Близняшки снова переглянулись.
– «Дать мужчине клинок…» – начала старшая, судя по тону, цитируя какое-то известное изречение.
– «…Все равно что дать женщине зеркало», – продолжила младшая.
– Почему? – полюбопытствовал Ежи, сам едва удерживаясь от того, чтобы не скосить глаза на бебут.
– Они ни на что больше не смотрят, – объяснила младшая, – даже на дарителя.
– Ну, вот я же смотрю на тебя…
– Так я тебе пока ничего не дарила. А сейчас подарю. На вот, держи.
Девушка протянула ему два свертка разом. В одном, Ежи это сразу понял, тоже был кинжал, чуть меньший размером и иной формы. Чудовищным усилием воли шляхтич заставил себя не разворачивать его сразу (иначе, несомненно, сбылась бы процитированная сестрами поговорка) – и первым делом потянулся к другой тряпице.

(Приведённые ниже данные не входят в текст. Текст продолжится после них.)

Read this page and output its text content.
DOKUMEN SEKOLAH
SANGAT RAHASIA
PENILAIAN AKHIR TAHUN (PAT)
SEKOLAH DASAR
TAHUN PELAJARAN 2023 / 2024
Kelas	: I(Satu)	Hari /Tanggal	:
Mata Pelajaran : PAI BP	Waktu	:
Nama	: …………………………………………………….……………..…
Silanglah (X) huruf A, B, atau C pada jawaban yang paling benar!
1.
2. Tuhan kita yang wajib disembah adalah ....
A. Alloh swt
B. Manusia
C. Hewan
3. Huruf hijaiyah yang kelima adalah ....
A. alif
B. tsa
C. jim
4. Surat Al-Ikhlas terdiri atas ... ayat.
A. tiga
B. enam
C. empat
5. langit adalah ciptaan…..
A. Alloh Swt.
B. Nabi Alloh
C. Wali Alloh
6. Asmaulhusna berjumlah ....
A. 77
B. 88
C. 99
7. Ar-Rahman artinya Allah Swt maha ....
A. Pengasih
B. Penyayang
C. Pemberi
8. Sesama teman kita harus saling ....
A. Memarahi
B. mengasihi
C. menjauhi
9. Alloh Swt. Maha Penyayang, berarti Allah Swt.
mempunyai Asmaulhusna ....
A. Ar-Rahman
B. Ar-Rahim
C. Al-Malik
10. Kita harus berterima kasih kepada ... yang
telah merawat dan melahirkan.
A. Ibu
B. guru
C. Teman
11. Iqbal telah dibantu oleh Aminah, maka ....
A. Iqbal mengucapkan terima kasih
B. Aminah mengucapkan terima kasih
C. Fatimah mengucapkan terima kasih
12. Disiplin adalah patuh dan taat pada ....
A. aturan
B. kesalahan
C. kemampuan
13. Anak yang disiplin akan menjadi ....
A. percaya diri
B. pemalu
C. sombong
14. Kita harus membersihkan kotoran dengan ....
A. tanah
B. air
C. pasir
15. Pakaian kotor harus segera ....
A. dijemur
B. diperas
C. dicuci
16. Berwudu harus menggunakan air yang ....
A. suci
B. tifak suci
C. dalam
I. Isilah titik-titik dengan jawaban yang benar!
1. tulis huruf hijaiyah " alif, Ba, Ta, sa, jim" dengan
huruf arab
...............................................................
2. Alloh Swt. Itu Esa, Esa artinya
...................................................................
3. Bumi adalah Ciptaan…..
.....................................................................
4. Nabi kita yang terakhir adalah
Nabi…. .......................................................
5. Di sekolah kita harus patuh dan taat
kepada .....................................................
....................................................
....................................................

Там действительно было не оружие, а украшение: голубоватый топаз в оправе столь изящной, что в мужских руках она смотрелась совсем хрупкой. Ежи взял его бережно, как только что вылупившегося птенца, пропустил сквозь пальцы струящийся золотым блеском металлический шелк цепочки, огладил полупрозрачные грани камня.
– Да уж, девчушки, царские подарки вы нам сегодня сделали, – сказал он неожиданно охрипшим голосом и, посмотрев на Тараса, спросил: – Ну как, разгадали мы вашу загадку?

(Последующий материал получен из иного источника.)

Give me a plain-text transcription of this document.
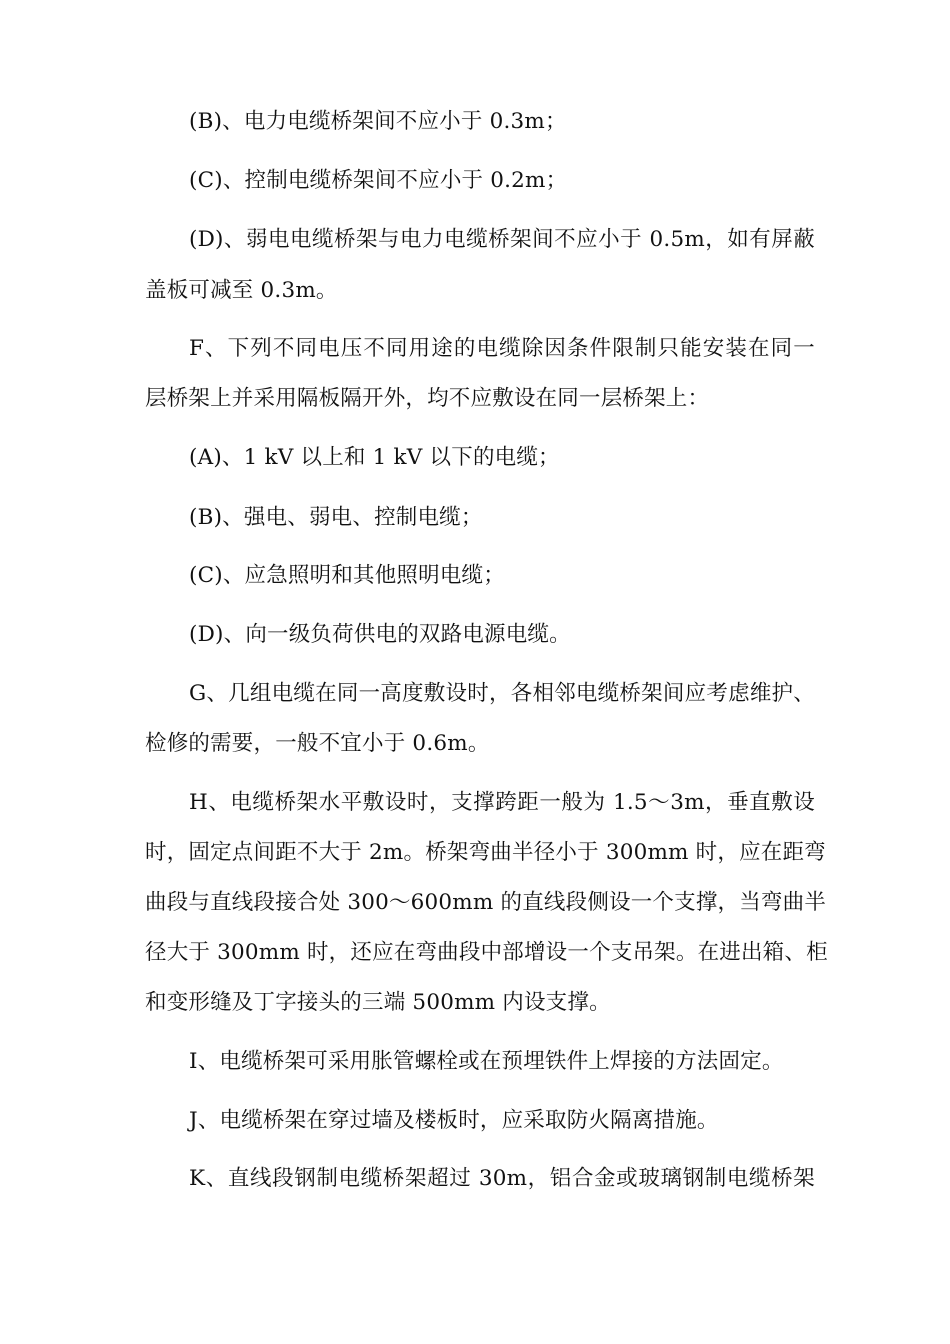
(B)、电力电缆桥架间不应小于 0.3m；
(C)、控制电缆桥架间不应小于 0.2m；
(D)、弱电电缆桥架与电力电缆桥架间不应小于 0.5m，如有屏蔽
盖板可减至 0.3m。
F、下列不同电压不同用途的电缆除因条件限制只能安装在同一
层桥架上并采用隔板隔开外，均不应敷设在同一层桥架上：
(A)、1 kV 以上和 1 kV 以下的电缆；
(B)、强电、弱电、控制电缆；
(C)、应急照明和其他照明电缆；
(D)、向一级负荷供电的双路电源电缆。
G、几组电缆在同一高度敷设时，各相邻电缆桥架间应考虑维护、
检修的需要，一般不宜小于 0.6m。
H、电缆桥架水平敷设时，支撑跨距一般为 1.5～3m，垂直敷设
时，固定点间距不大于 2m。桥架弯曲半径小于 300mm 时，应在距弯
曲段与直线段接合处 300～600mm 的直线段侧设一个支撑，当弯曲半
径大于 300mm 时，还应在弯曲段中部增设一个支吊架。在进出箱、柜
和变形缝及丁字接头的三端 500mm 内设支撑。
I、电缆桥架可采用胀管螺栓或在预埋铁件上焊接的方法固定。
J、电缆桥架在穿过墙及楼板时，应采取防火隔离措施。
K、直线段钢制电缆桥架超过 30m，铝合金或玻璃钢制电缆桥架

Сестры зачарованно кивнули, не сводя с них глаз.
4. У подножия Смерти
Вокруг все грохотало и пело. Даже через стены дворца это было слышно, хотя, впрочем, изнутри тоже доносилось.
Взмывали в сумеречное небо огни. И выше них, выше неба многоголосо взвивался ликующий крик.
Дворец Пушечных Врат не следует городской моде: он сам себе город. И законодатель мод, в том числе и на праздники.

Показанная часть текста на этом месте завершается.